By Anne O'Connor
TOWNSEND -- A group of food service workers are getting more than a paycheck thanks to an innovative couple and a state grant.
Pam and Al Mariano plan to give their employees a share of the profits, and a step up in developing business skills and life-long financial skills.
The staff will learn about the company financials, making a profit, and personal finances.
The couple owns Mariano's in Pepperell, Bailey's Bar and Grille and Bailey's on the Green in Townsend. They are in the process of opening Alamo in Brookline, N.H., and plan to open a take-out restaurant in Townsend, Mariano's Express.
Employees will take 36 weeks of classes in open-book management with Henry Patterson of the Delta Group will help them throughout their lives, Pam Mariano said.
"We want to treat people the way we want to be treated," she said. The couple wants to do the best they can for their employees and their communities. Profit-sharing and financial literacy is part of the picture.
Restaurant employees are typically not well-paid and some of the Mariano employees will go on to other work, she said. For some, the restaurant work helps pay for college.

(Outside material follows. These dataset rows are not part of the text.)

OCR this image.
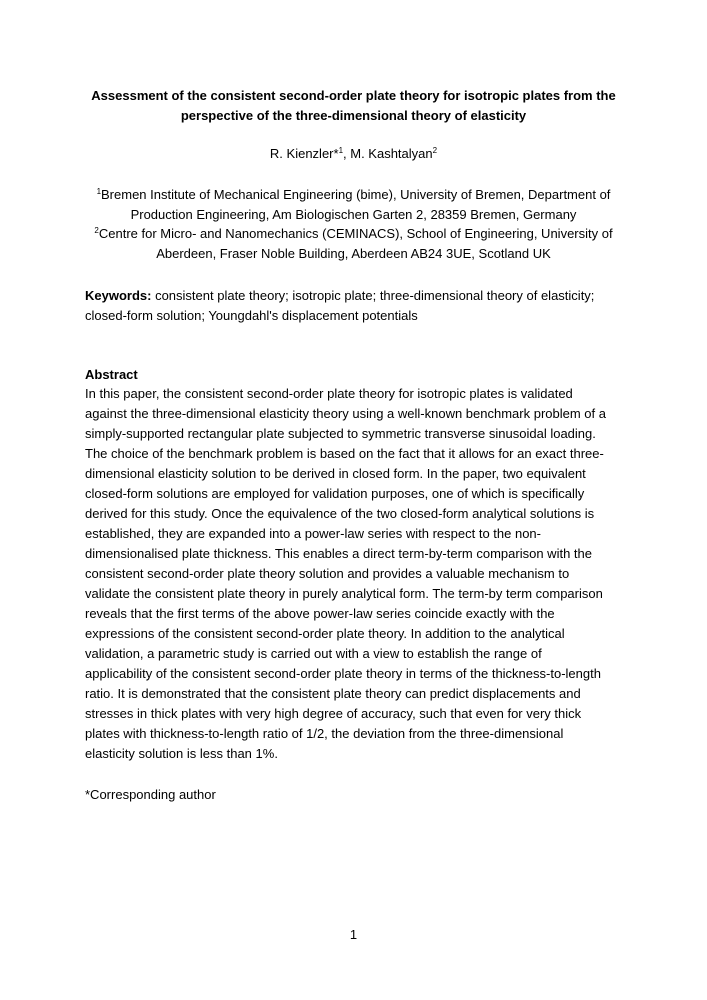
Assessment of the consistent second-order plate theory for isotropic plates from the
perspective of the three-dimensional theory of elasticity
R. Kienzler*$^1$, M. Kashtalyan$^2$
$^1$Bremen Institute of Mechanical Engineering (bime), University of Bremen, Department of
Production Engineering, Am Biologischen Garten 2, 28359 Bremen, Germany
$^2$Centre for Micro- and Nanomechanics (CEMINACS), School of Engineering, University of
Aberdeen, Fraser Noble Building, Aberdeen AB24 3UE, Scotland UK
Keywords: consistent plate theory; isotropic plate; three-dimensional theory of elasticity;
closed-form solution; Youngdahl's displacement potentials
Abstract
In this paper, the consistent second-order plate theory for isotropic plates is validated
against the three-dimensional elasticity theory using a well-known benchmark problem of a
simply-supported rectangular plate subjected to symmetric transverse sinusoidal loading.
The choice of the benchmark problem is based on the fact that it allows for an exact three-
dimensional elasticity solution to be derived in closed form. In the paper, two equivalent
closed-form solutions are employed for validation purposes, one of which is specifically
derived for this study. Once the equivalence of the two closed-form analytical solutions is
established, they are expanded into a power-law series with respect to the non-
dimensionalised plate thickness. This enables a direct term-by-term comparison with the
consistent second-order plate theory solution and provides a valuable mechanism to
validate the consistent plate theory in purely analytical form. The term-by term comparison
reveals that the first terms of the above power-law series coincide exactly with the
expressions of the consistent second-order plate theory. In addition to the analytical
validation, a parametric study is carried out with a view to establish the range of
applicability of the consistent second-order plate theory in terms of the thickness-to-length
ratio. It is demonstrated that the consistent plate theory can predict displacements and
stresses in thick plates with very high degree of accuracy, such that even for very thick
plates with thickness-to-length ratio of 1/2, the deviation from the three-dimensional
elasticity solution is less than 1%.
*Corresponding author
1
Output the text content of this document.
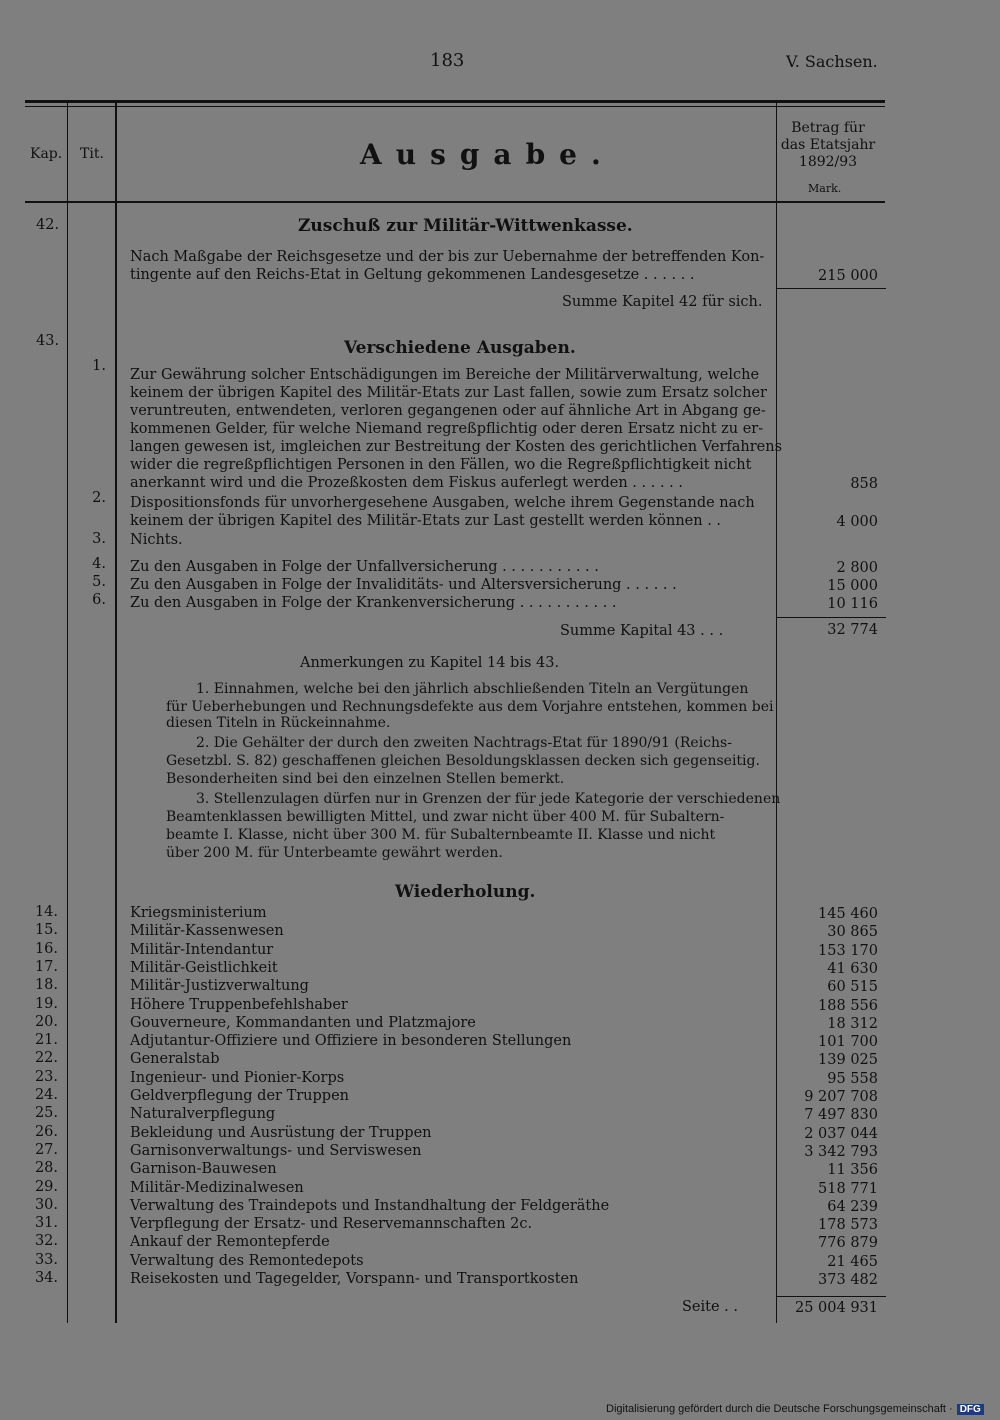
183	V. Sachsen.
Kap. Tit.	Ausgabe.
Betrag für das Etatsjahr 1892/93
Mark.
42.	Zuschuß zur Militär-Wittwenkasse.
Nach Maßgabe der Reichsgesetze und der bis zur Uebernahme der betreffenden Kon-
tingente auf den Reichs-Etat in Geltung gekommenen Landesgesetze . . . . . .	215 000
Summe Kapitel 42 für sich.
43.	Verschiedene Ausgaben.
1.
Zur Gewährung solcher Entschädigungen im Bereiche der Militärverwaltung, welche
keinem der übrigen Kapitel des Militär-Etats zur Last fallen, sowie zum Ersatz solcher
veruntreuten, entwendeten, verloren gegangenen oder auf ähnliche Art in Abgang ge-
kommenen Gelder, für welche Niemand regreßpflichtig oder deren Ersatz nicht zu er-
langen gewesen ist, imgleichen zur Bestreitung der Kosten des gerichtlichen Verfahrens
wider die regreßpflichtigen Personen in den Fällen, wo die Regreßpflichtigkeit nicht
anerkannt wird und die Prozeßkosten dem Fiskus auferlegt werden . . . . . .	858
2. Dispositionsfonds für unvorhergesehene Ausgaben, welche ihrem Gegenstande nach
keinem der übrigen Kapitel des Militär-Etats zur Last gestellt werden können . .	4 000
3. Nichts.
4. Zu den Ausgaben in Folge der Unfallversicherung . . . . . . . . . . .	2 800
5. Zu den Ausgaben in Folge der Invaliditäts- und Altersversicherung . . . . . .	15 000
6. Zu den Ausgaben in Folge der Krankenversicherung . . . . . . . . . . .	10 116
Summe Kapital 43 . . .	32 774
Anmerkungen zu Kapitel 14 bis 43.
1. Einnahmen, welche bei den jährlich abschließenden Titeln an Vergütungen
für Ueberhebungen und Rechnungsdefekte aus dem Vorjahre entstehen, kommen bei
diesen Titeln in Rückeinnahme.
2. Die Gehälter der durch den zweiten Nachtrags-Etat für 1890/91 (Reichs-
Gesetzbl. S. 82) geschaffenen gleichen Besoldungsklassen decken sich gegenseitig.
Besonderheiten sind bei den einzelnen Stellen bemerkt.
3. Stellenzulagen dürfen nur in Grenzen der für jede Kategorie der verschiedenen
Beamtenklassen bewilligten Mittel, und zwar nicht über 400 M. für Subaltern-
beamte I. Klasse, nicht über 300 M. für Subalternbeamte II. Klasse und nicht
über 200 M. für Unterbeamte gewährt werden.
Wiederholung.
14.	Kriegsministerium	145 460
15.	Militär-Kassenwesen	30 865
16.	Militär-Intendantur	153 170
17.	Militär-Geistlichkeit	41 630
18.	Militär-Justizverwaltung	60 515
19.	Höhere Truppenbefehlshaber	188 556
20.	Gouverneure, Kommandanten und Platzmajore	18 312
21.	Adjutantur-Offiziere und Offiziere in besonderen Stellungen	101 700
22.	Generalstab	139 025
23.	Ingenieur- und Pionier-Korps	95 558
24.	Geldverpflegung der Truppen	9 207 708
25.	Naturalverpflegung	7 497 830
26.	Bekleidung und Ausrüstung der Truppen	2 037 044
27.	Garnisonverwaltungs- und Serviswesen	3 342 793
28.	Garnison-Bauwesen	11 356
29.	Militär-Medizinalwesen	518 771
30.	Verwaltung des Traindepots und Instandhaltung der Feldgeräthe	64 239
31.	Verpflegung der Ersatz- und Reservemannschaften 2c.	178 573
32.	Ankauf der Remontepferde	776 879
33.	Verwaltung des Remontedepots	21 465
34.	Reisekosten und Tagegelder, Vorspann- und Transportkosten	373 482
Seite . .	25 004 931
Digitalisierung gefördert durch die Deutsche Forschungsgemeinschaft · DFG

Patterson and his team plan to teach the 60-plus employees to be part of the success of the business: how to be a better team, how to read the books, how to choose menu items that are profitable.

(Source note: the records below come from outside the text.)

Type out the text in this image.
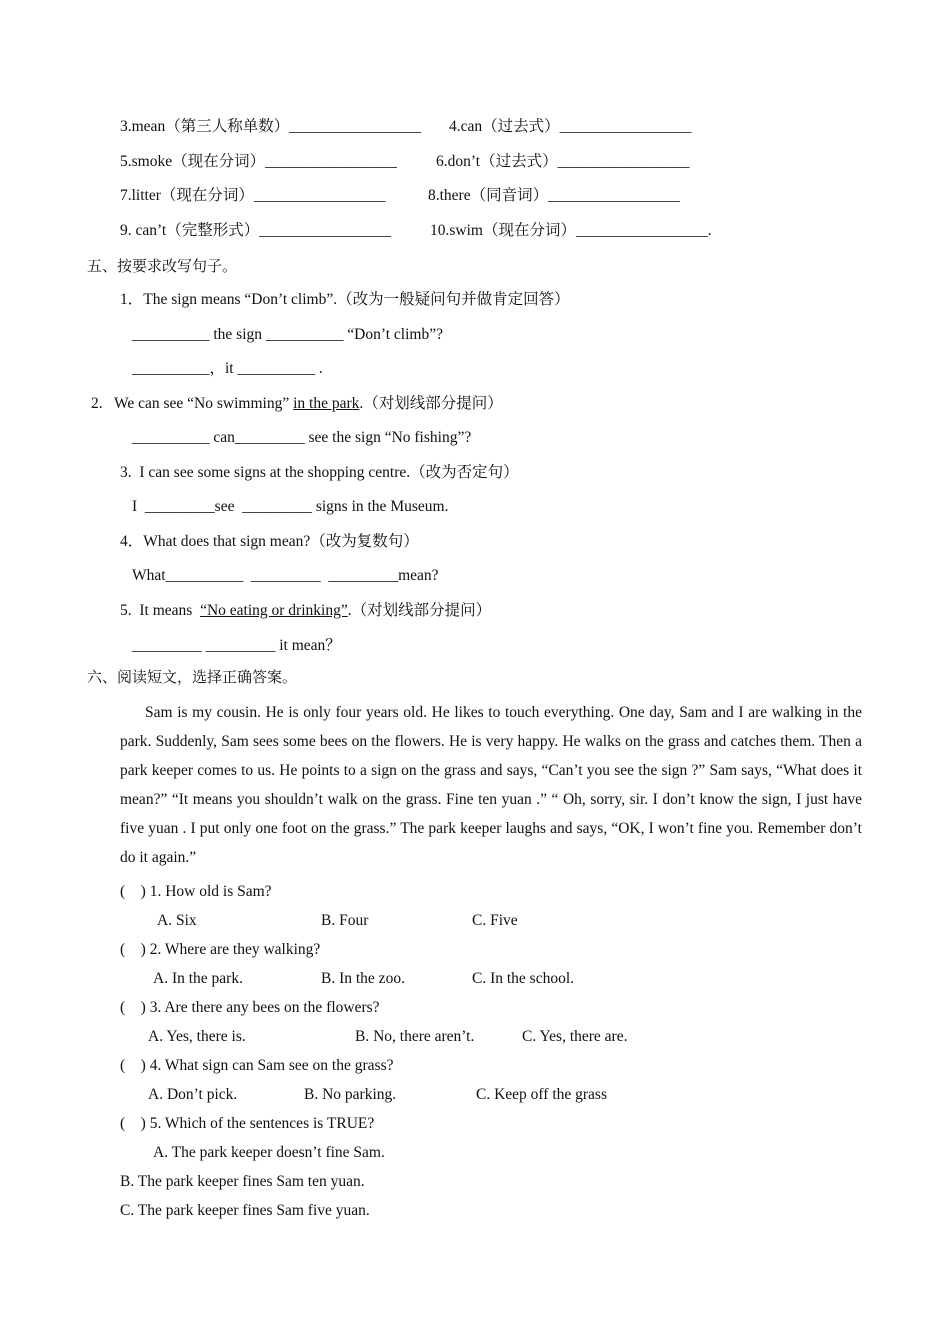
3.mean（第三人称单数）_________________ 4.can（过去式）_________________
5.smoke（现在分词）_________________	6.don’t（过去式）_________________
7.litter（现在分词）_________________	8.there（同音词）_________________
9. can’t（完整形式）_________________	10.swim（现在分词）_________________.
五、按要求改写句子。
1．The sign means “Don’t climb”.（改为一般疑问句并做肯定回答）
__________ the sign __________ “Don’t climb”?
__________，it __________ .
2.   We can see “No swimming” in the park.（对划线部分提问）
__________ can_________ see the sign “No fishing”?
3.  I can see some signs at the shopping centre.（改为否定句）
I  _________see  _________ signs in the Museum.
4．What does that sign mean?（改为复数句）
What__________  _________  _________mean?
5.  It means  “No eating or drinking”.（对划线部分提问）
_________ _________ it mean？
六、阅读短文，选择正确答案。
Sam is my cousin. He is only four years old. He likes to touch everything. One day, Sam and I are walking in the park. Suddenly, Sam sees some bees on the flowers. He is very happy. He walks on the grass and catches them. Then a park keeper comes to us. He points to a sign on the grass and says, “Can’t you see the sign ?” Sam says, “What does it mean?” “It means you shouldn’t walk on the grass. Fine ten yuan .” “ Oh, sorry, sir. I don’t know the sign, I just have five yuan . I put only one foot on the grass.” The park keeper laughs and says, “OK, I won’t fine you. Remember don’t do it again.”
(    ) 1. How old is Sam?
A. Six	B. Four	C. Five
(    ) 2. Where are they walking?
A. In the park.	B. In the zoo.	C. In the school.
(    ) 3. Are there any bees on the flowers?
A. Yes, there is.	B. No, there aren’t.	C. Yes, there are.
(    ) 4. What sign can Sam see on the grass?
A. Don’t pick.	B. No parking.	C. Keep off the grass
(    ) 5. Which of the sentences is TRUE?
A. The park keeper doesn’t fine Sam.
B. The park keeper fines Sam ten yuan.
C. The park keeper fines Sam five yuan.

"We're going to be showing you the actual financials of the restaurant," he said during the first class held at Bailey's on March 21. "We want you to think like somebody who uses financials to run the business."
Pam Mariano will end up with 60 colleagues, instead of 60 employees, Patterson said.

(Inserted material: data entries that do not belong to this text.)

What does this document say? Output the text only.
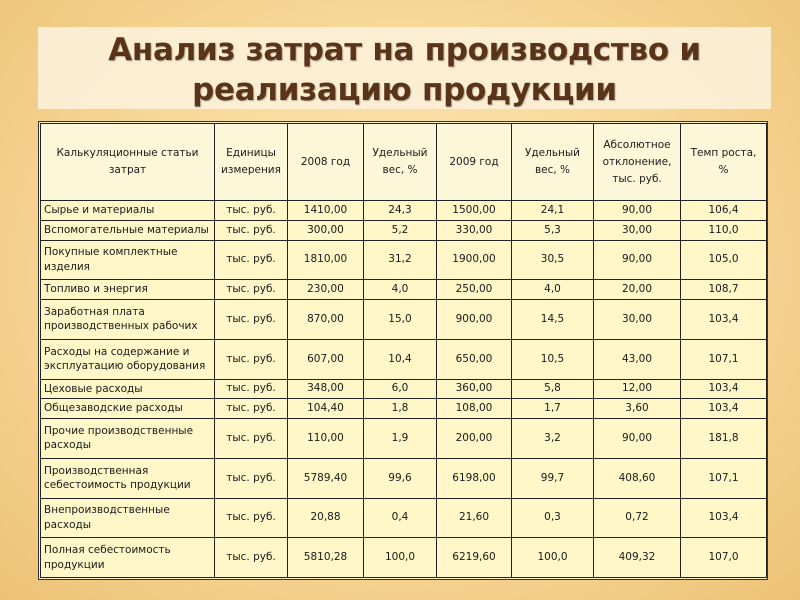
Анализ затрат на производство и
реализацию продукции
Калькуляционные статьи затрат	Единицы измерения	2008 год	Удельный вес, %	2009 год	Удельный вес, %	Абсолютное отклонение, тыс. руб.	Темп роста, %
Сырье и материалы	тыс. руб.	1410,00	24,3	1500,00	24,1	90,00	106,4
Вспомогательные материалы	тыс. руб.	300,00	5,2	330,00	5,3	30,00	110,0
Покупные комплектные изделия	тыс. руб.	1810,00	31,2	1900,00	30,5	90,00	105,0
Топливо и энергия	тыс. руб.	230,00	4,0	250,00	4,0	20,00	108,7
Заработная плата производственных рабочих	тыс. руб.	870,00	15,0	900,00	14,5	30,00	103,4
Расходы на содержание и эксплуатацию оборудования	тыс. руб.	607,00	10,4	650,00	10,5	43,00	107,1
Цеховые расходы	тыс. руб.	348,00	6,0	360,00	5,8	12,00	103,4
Общезаводские расходы	тыс. руб.	104,40	1,8	108,00	1,7	3,60	103,4
Прочие производственные расходы	тыс. руб.	110,00	1,9	200,00	3,2	90,00	181,8
Производственная себестоимость продукции	тыс. руб.	5789,40	99,6	6198,00	99,7	408,60	107,1
Внепроизводственные расходы	тыс. руб.	20,88	0,4	21,60	0,3	0,72	103,4
Полная себестоимость продукции	тыс. руб.	5810,28	100,0	6219,60	100,0	409,32	107,0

Using open-book management in a restaurant is radical, he said. The practice is more common in manufacturing.
Only a few food-service businesses across the country use it. Six are in the Boston area, thanks to Delta, Patterson said.
The Mariano restaurants have used Patterson's consulting services for a few years. When they heard about open-book management they wanted to bring to their restaurants.
But running a restaurant does not bring in huge profits. They didn't have the money.
"When we finished with the investment, we had zero left," Al Mariano said.
"You don't pay for it," Patterson told them. "You get a grant."
So they did.
The Workforce Training Fund Grant was formally announced on March 19. Of the $7.9 million awarded to 111 Massachusetts companies, Bailey's Bar and Grille received $63,550.
The grant from the Executive Office of Labor and Workforce Development was funded by payroll taxes, Pam Mariano said.
The restaurant must match the state grant. Pam thought that, too, might be insurmountable. Then she found out the match does not have to be monetary.
The restaurant will pay their employees to attend the classes, an expense she estimated at about $1,000 per week. They will also provide a meal and classroom space.
"Trust us, this is going to beneficial for you," she told her employees.
Happy employees make for happy guests, Patterson said. "Ultimately, it boils down to being a great place to work."